Editorial: Tampa's Wi-Fi is right move

Providing free wireless Internet access at parks in Tampa's urban core allows residents and visitors to stay connected while enjoying the outdoors. The plan, announced earlier this month by Mayor Bob Buckhorn, places Tampa among the world's trailblazing cities that are using public-private partnerships to offer free connectivity to consumers. With so much business conducted online, accessing the Internet remotely should no longer be a luxury or a tool just for those who can afford it. Tampa's initiative will help bridge the digital divide and further establish it as a 21st century city.

By the end of 2014, plans call for Tampa's downtown and riverfront parks, including Curtis Hixon Waterfront Park, Cotanchobee Fort Brooke Park and the Riverwalk, to have free Wi-Fi access. Julian B. Lane Riverfront Park also will be wired once renovations are complete. The project is funded by Bright House Networks and will allow users to connect with their laptops, smartphones and tablet computers for up to two hours a day. After that, non-Bright House customers can pay for extended service. The project is the brainchild of Buckhorn, who wants to attract young professionals to live, work and play downtown. In 2013, Buckhorn opened seven free Wi-Fi hot spots in city buildings, including City Hall and construction services. The move was designed to allow the public to conduct business in reception areas while awaiting service or attending council meetings.

As people increasingly rely on mobile access, cities around the world have responded by creating pockets of free public Wi-Fi access.

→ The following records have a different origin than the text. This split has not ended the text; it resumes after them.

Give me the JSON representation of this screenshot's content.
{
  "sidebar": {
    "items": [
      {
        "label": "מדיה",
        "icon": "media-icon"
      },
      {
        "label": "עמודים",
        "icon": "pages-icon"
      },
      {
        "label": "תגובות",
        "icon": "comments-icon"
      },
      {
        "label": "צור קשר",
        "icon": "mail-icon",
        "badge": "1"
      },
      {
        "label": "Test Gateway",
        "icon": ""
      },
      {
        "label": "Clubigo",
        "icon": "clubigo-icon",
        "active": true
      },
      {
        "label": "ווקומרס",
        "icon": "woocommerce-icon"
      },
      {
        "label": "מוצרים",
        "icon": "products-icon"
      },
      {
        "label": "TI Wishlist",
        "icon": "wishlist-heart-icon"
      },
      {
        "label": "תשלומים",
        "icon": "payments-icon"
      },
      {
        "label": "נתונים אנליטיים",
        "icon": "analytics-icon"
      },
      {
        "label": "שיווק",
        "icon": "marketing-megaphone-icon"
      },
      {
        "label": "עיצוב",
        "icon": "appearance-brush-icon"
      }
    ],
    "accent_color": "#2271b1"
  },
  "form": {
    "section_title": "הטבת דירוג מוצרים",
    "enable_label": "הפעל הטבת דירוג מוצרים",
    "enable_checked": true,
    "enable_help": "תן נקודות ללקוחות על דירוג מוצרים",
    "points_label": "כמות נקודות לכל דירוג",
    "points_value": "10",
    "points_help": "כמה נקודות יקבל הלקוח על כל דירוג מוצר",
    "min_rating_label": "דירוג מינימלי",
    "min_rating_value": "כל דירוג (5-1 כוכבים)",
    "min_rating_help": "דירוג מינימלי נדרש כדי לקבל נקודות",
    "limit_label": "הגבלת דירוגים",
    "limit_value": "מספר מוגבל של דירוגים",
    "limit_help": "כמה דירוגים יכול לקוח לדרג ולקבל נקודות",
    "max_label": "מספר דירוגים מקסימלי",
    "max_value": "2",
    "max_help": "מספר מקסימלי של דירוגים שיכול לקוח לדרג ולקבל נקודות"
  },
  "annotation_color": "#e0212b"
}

Paris offers visitors more than 200 hot spots throughout the city. Sixteen public parks in New York City feature free wireless connections, and the city is poised to open 95 blocks of outdoor public Wi-Fi access in Harlem. In a partnership with Google, San Francisco will soon offer free Wi-Fi in 31 city parks.

Making Wi-Fi available in parks is not a rejection of nature or of the opportunity to escape electronic tethers. But it is an acknowledgment of the way modern society operates. With free public Wi-Fi, Curtis Hixon, for example, could soon truly become Tampa's living room, a place where students gather to study, community groups meet and families unwind. It is not hard to envision a day when Curtis Hixon could become akin to New York City's Bryant Park, an urban green space that fills daily with visitors while the city bustles around it.

Both the mayor and Bright House officials should be commended for bringing free connectivity options to the downtown area. But they shouldn't stop there. The city has many parks and recreation departments outside of its urban core that also would benefit from the service.